# Carrie Fisher



## Schizo (Sep 18, 2016)

I'm working on a drawing of Carrie Fisher, and I'm mostly done. I'm (except for a few small things) up to the most difficult part--The hair.
The hardest part, I think, will be the braids. I don't even know how they work. I've tried to draw braids in other drawings, too, and messed up. Do they look right as they are, or do I need to fix them somehow? Something about their shape just confuses the heck out of me...

Any tips on how to not destroy the drawing while doing the hair would be greatly appreciated.

Also, before you mention it, I do plan on making the shadows darker... Didn't notice until now that they were so light.


----------



## Schizo (Sep 18, 2016)

I darkened everything up (still not quite enough, though), and made an attempt on the hair. Messed up horribly.
I thought that it would blend much better, but it didn't really blend at all. I think it's still salvageable, but it'll be kinda annoying to fix.

I think her right eye (or left, really) is rotated up a bit too much.

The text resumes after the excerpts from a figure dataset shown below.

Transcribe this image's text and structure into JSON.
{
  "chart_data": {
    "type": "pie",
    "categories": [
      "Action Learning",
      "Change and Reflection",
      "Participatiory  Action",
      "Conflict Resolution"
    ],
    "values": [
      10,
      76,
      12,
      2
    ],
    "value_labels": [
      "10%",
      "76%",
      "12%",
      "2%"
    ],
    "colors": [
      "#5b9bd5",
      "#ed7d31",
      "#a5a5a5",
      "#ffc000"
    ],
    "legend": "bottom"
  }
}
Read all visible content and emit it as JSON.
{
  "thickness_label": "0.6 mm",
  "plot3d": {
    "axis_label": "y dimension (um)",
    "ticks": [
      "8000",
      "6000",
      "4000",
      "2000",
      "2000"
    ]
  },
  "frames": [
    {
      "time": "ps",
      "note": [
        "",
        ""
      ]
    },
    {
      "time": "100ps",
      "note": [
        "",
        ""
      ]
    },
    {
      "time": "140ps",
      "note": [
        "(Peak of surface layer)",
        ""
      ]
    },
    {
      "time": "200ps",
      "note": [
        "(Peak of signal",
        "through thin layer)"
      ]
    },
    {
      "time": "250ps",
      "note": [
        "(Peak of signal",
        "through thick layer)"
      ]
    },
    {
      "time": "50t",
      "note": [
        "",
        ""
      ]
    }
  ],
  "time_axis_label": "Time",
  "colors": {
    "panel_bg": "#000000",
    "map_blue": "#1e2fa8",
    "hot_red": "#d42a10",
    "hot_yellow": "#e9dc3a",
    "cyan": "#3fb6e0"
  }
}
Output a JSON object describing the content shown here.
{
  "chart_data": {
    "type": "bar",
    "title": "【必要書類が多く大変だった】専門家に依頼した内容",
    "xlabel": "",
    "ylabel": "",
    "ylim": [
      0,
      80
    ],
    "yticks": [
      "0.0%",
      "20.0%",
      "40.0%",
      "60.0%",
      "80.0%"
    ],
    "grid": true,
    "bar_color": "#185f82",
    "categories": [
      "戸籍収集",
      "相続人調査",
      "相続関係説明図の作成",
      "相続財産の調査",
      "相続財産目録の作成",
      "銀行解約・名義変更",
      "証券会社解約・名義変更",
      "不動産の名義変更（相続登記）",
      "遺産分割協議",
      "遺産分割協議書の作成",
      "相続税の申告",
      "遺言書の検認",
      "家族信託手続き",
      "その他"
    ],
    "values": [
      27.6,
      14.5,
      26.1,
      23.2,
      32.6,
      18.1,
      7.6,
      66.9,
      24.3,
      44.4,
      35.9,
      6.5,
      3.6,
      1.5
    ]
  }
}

Not sure how I'll fix that one... Maybe I can find a way make it less noticeable when I finish making the skin darker.


----------



## Mel_Robertson (Feb 23, 2016)

Schizo said:


> Maybe I can find a way make it less noticeable when I finish making the skin darker.


I think that will happen naturally the lines look good to me it's just the pupils right now are a darker contrast, it's looking great


----------